A common sight on the Iowa Great Lakes: Boats lashed together as their occupants drink, mingle and swim. Credit: Copyright 2021 by Tom Gustafson, VisonAIRy Drone, via Instagram.
Every summer, Emily Mendenhall and her husband, Adam Koon, leave their home in the Washington, D.C. area and return to her childhood haunts in Dickinson County, Iowa, home to the Iowa Great Lakes tourist region. It’s a chance for them and their two daughters to see Mendenhall’s parents and sister, enjoy the lakes and relax.
Summer 2020, however, was drastically different. When the family arrived in June, Dickinson County was in the midst of a COVID-19 outbreak, but an anything-goes atmosphere prevailed. Merchants were counting on summer visitors – who boost the local population from 17,000 to around 100,000 – to pay year-round bills. Tourists wanted to ignore coronavirus concerns and enjoy swimming, fishing, boating and partying.
Few government officials seemed interested in acting to slow the disease, which has now killed more than 5,000 Iowans. “I was so surprised that everyone was just kind of like, oh well,” Mendenhall says.
The exceptions were Dickinson County public health officials, who could use little more than public relations to fight the pandemic’s local impact.

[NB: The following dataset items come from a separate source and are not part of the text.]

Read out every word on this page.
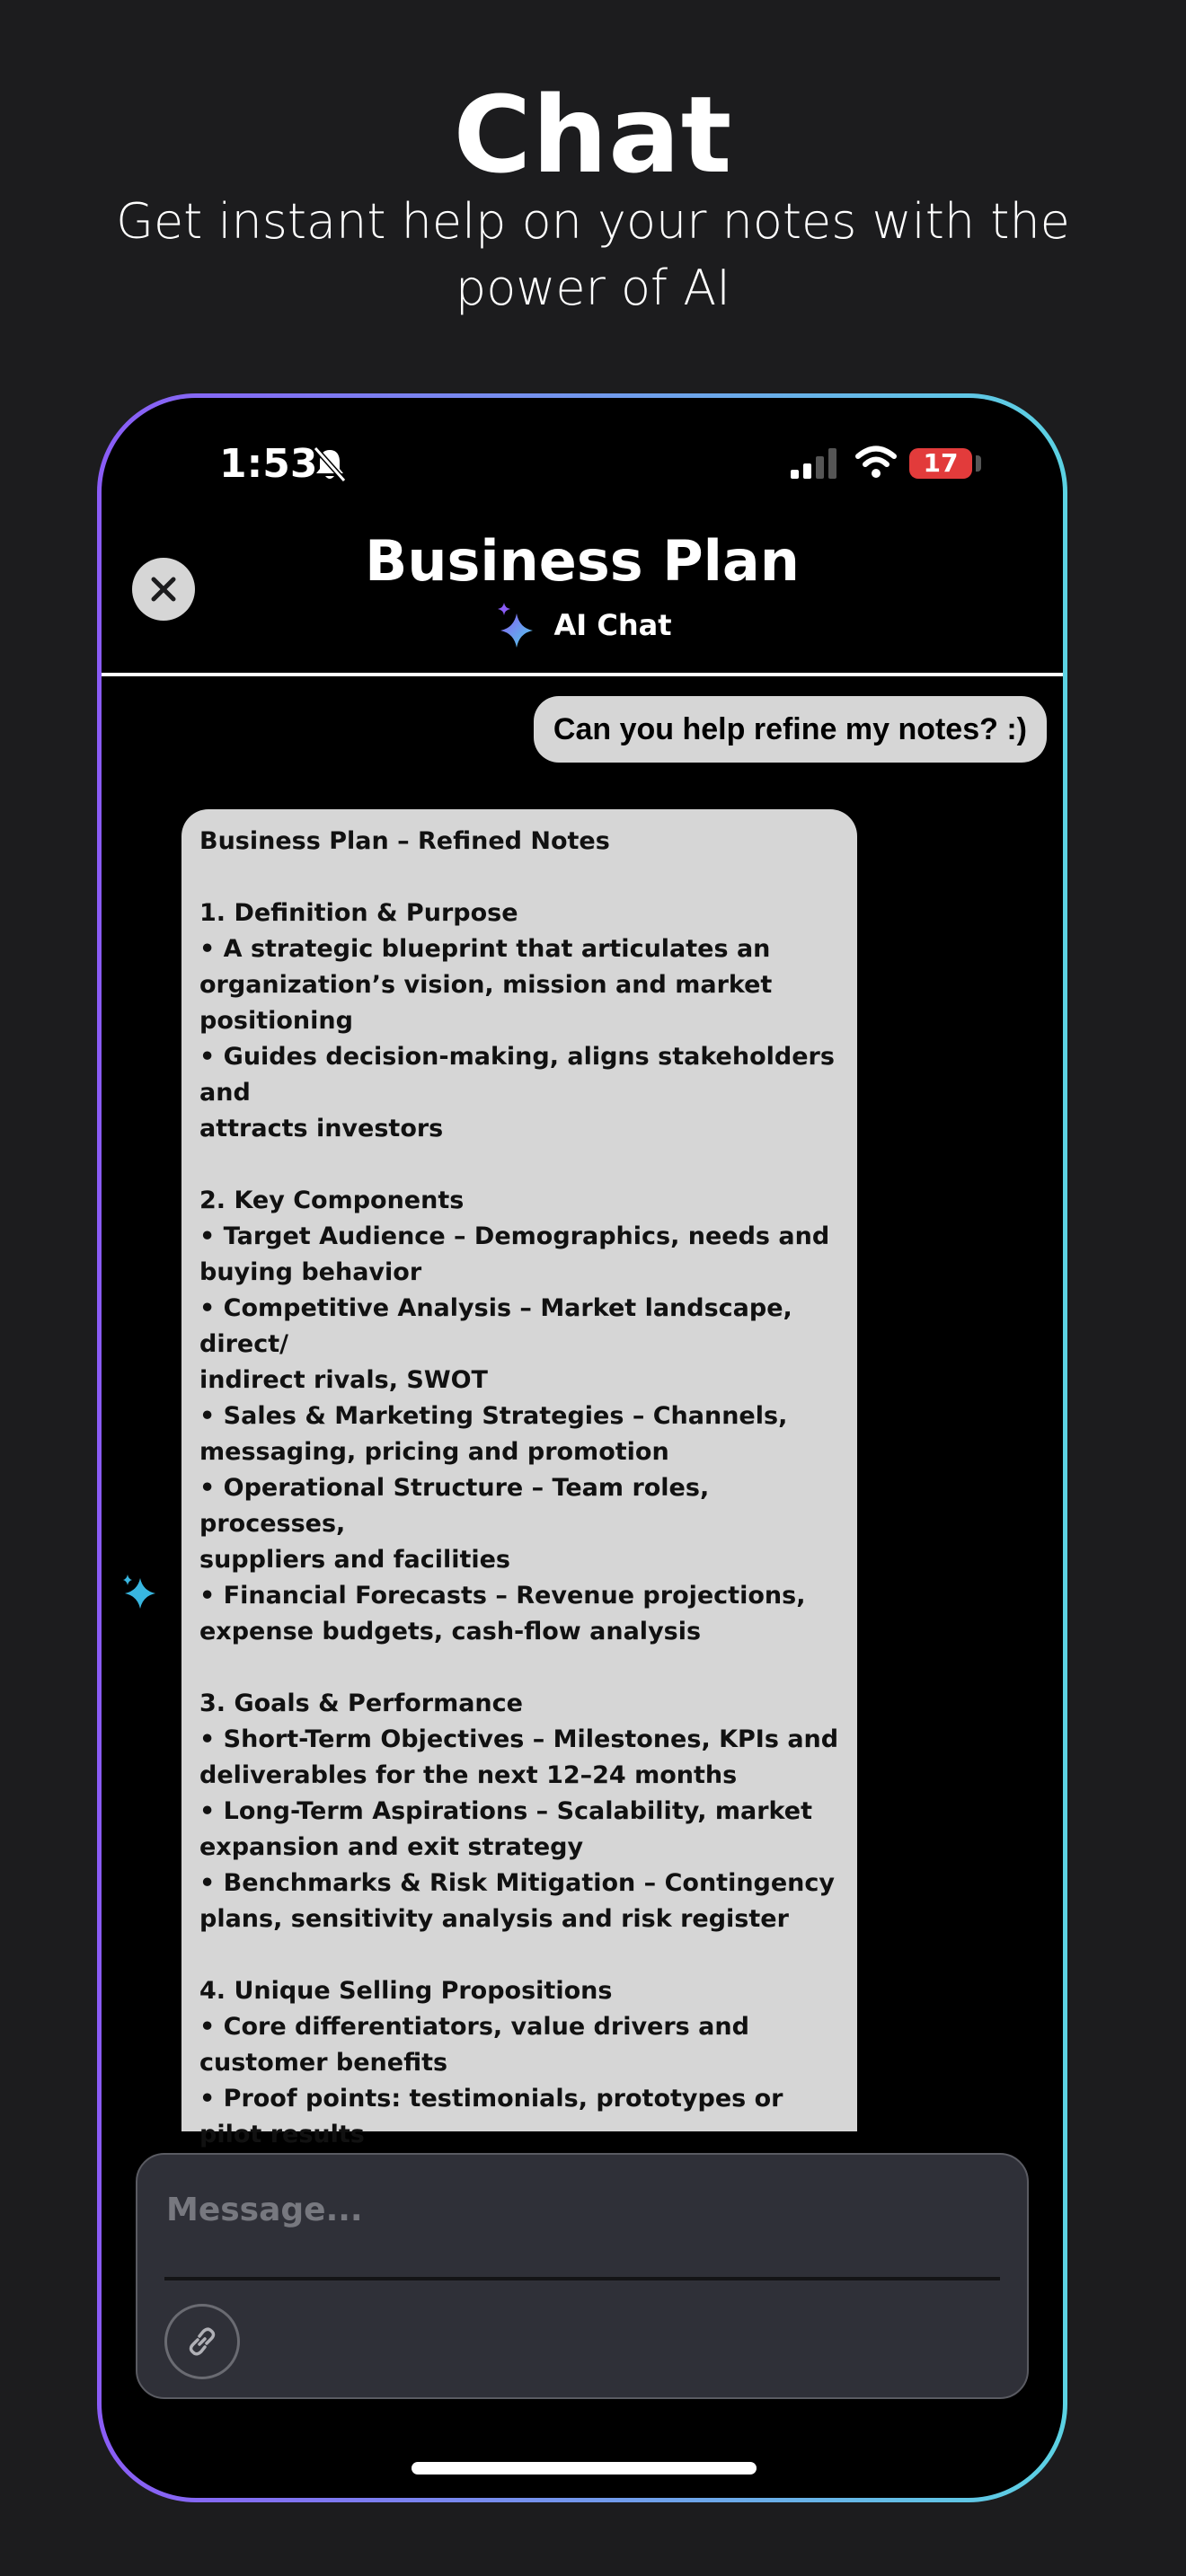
Chat
Get instant help on your notes with the power of AI
1:53	17
Business Plan
AI Chat
Can you help refine my notes? :)
Business Plan – Refined Notes

1. Definition & Purpose
• A strategic blueprint that articulates an
organization’s vision, mission and market
positioning
• Guides decision-making, aligns stakeholders and
attracts investors

2. Key Components
• Target Audience – Demographics, needs and
buying behavior
• Competitive Analysis – Market landscape, direct/
indirect rivals, SWOT
• Sales & Marketing Strategies – Channels,
messaging, pricing and promotion
• Operational Structure – Team roles, processes,
suppliers and facilities
• Financial Forecasts – Revenue projections,
expense budgets, cash-flow analysis

3. Goals & Performance
• Short-Term Objectives – Milestones, KPIs and
deliverables for the next 12–24 months
• Long-Term Aspirations – Scalability, market
expansion and exit strategy
• Benchmarks & Risk Mitigation – Contingency
plans, sensitivity analysis and risk register

4. Unique Selling Propositions
• Core differentiators, value drivers and
customer benefits
• Proof points: testimonials, prototypes or
pilot results

Message...
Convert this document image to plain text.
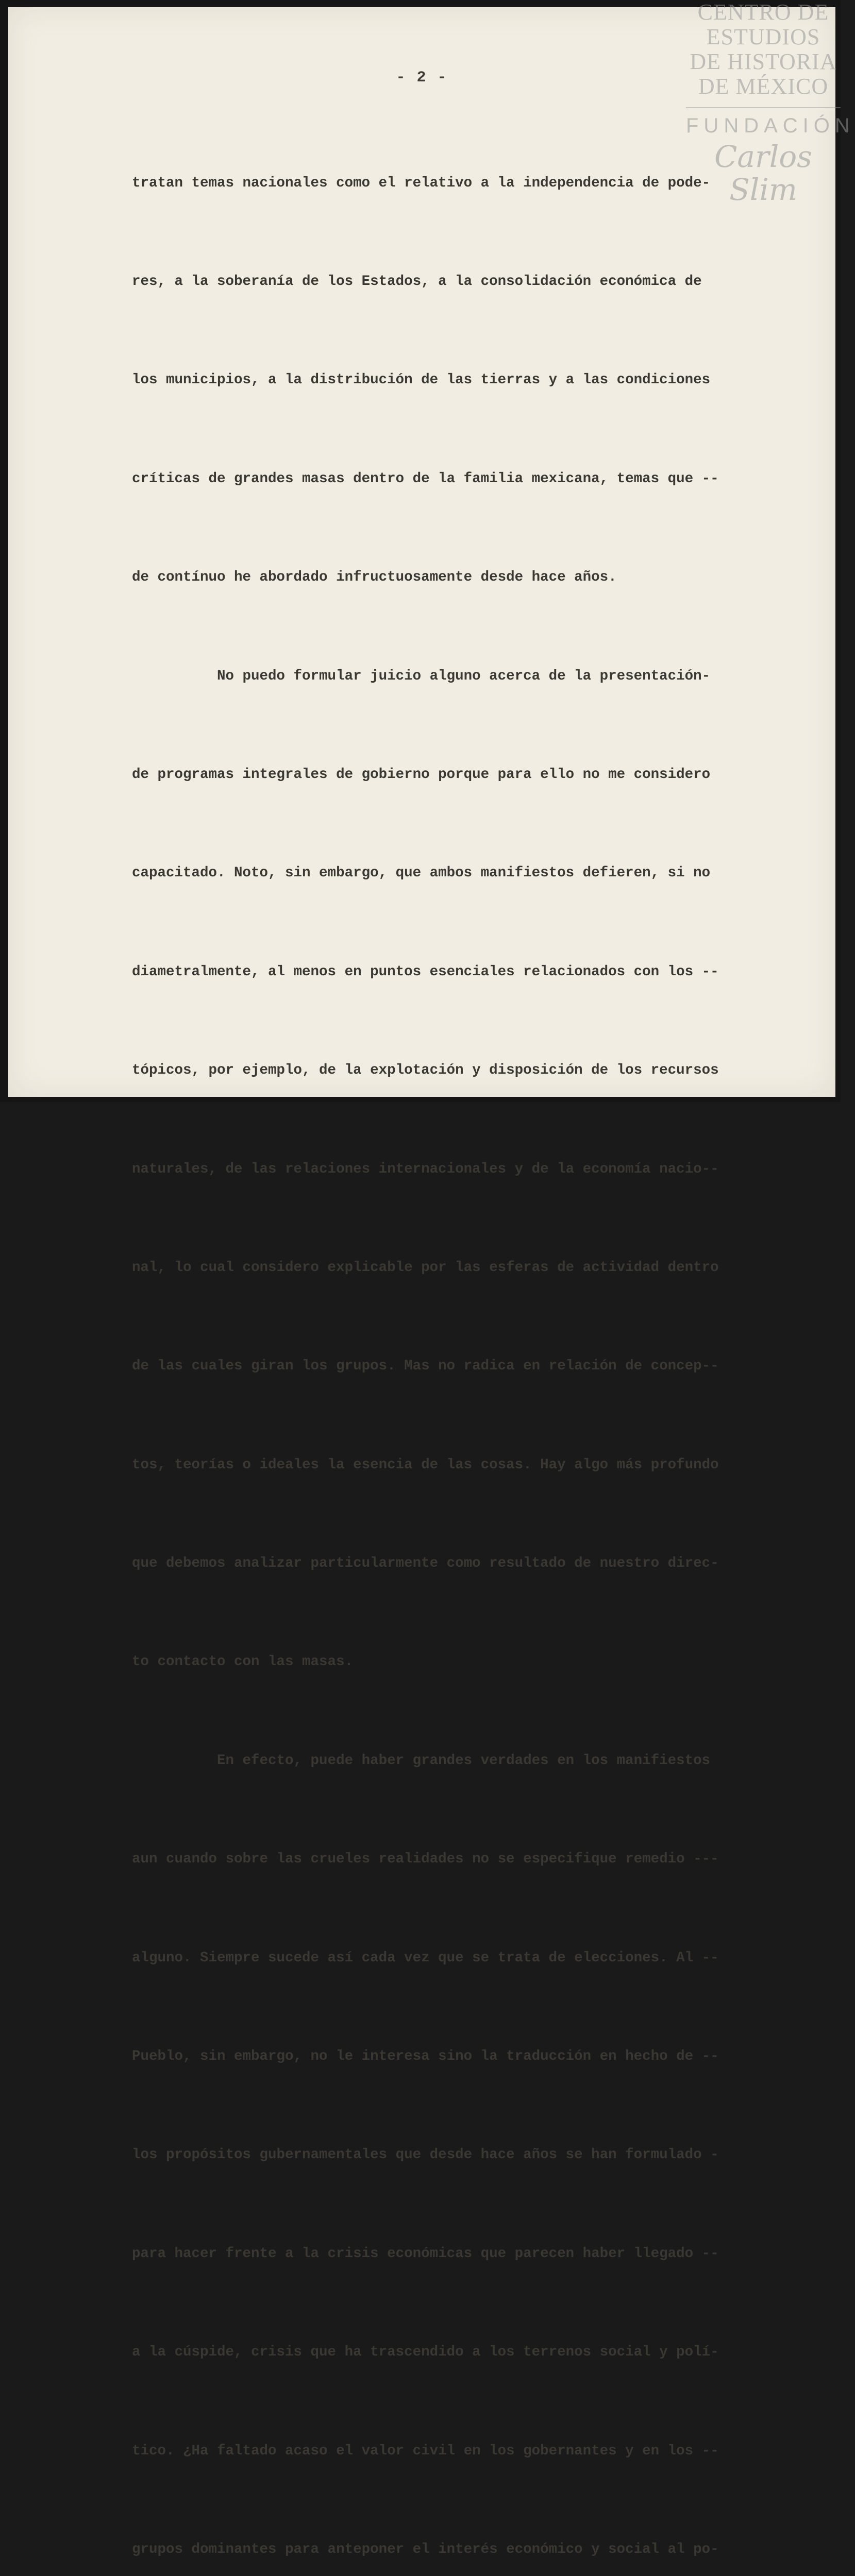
- 2 -

tratan temas nacionales como el relativo a la independencia de pode-

res, a la soberanía de los Estados, a la consolidación económica de

los municipios, a la distribución de las tierras y a las condiciones

críticas de grandes masas dentro de la familia mexicana, temas que --

de contínuo he abordado infructuosamente desde hace años.

No puedo formular juicio alguno acerca de la presentación-

de programas integrales de gobierno porque para ello no me considero

capacitado. Noto, sin embargo, que ambos manifiestos defieren, si no

diametralmente, al menos en puntos esenciales relacionados con los --

tópicos, por ejemplo, de la explotación y disposición de los recursos

naturales, de las relaciones internacionales y de la economía nacio--

nal, lo cual considero explicable por las esferas de actividad dentro

de las cuales giran los grupos. Mas no radica en relación de concep--

tos, teorías o ideales la esencia de las cosas. Hay algo más profundo

que debemos analizar particularmente como resultado de nuestro direc-

to contacto con las masas.

En efecto, puede haber grandes verdades en los manifiestos

aun cuando sobre las crueles realidades no se especifique remedio ---

alguno. Siempre sucede así cada vez que se trata de elecciones. Al --

Pueblo, sin embargo, no le interesa sino la traducción en hecho de --

los propósitos gubernamentales que desde hace años se han formulado -

para hacer frente a la crisis económicas que parecen haber llegado --

a la cúspide, crisis que ha trascendido a los terrenos social y polí-

tico. ¿Ha faltado acaso el valor civil en los gobernantes y en los --

grupos dominantes para anteponer el interés económico y social al po-

CENTRO DE
ESTUDIOS
DE HISTORIA
DE MÉXICO
FUNDACIÓN
Carlos Slim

Mendenhall and Koon were troubled. So, with the help of family and friends, they used their unique combination of skills to dissect the psychology driving this sometimes-dangerous behavior.
They exposed how Iowans’ social, political, economic and emotional histories and values led them to embrace or disdain public health measures, often to the detriment of public health.
What the couple and their colleagues learned could help public health workers better understand and cope with pandemic-related behavior in other rural, urban or suburban settings.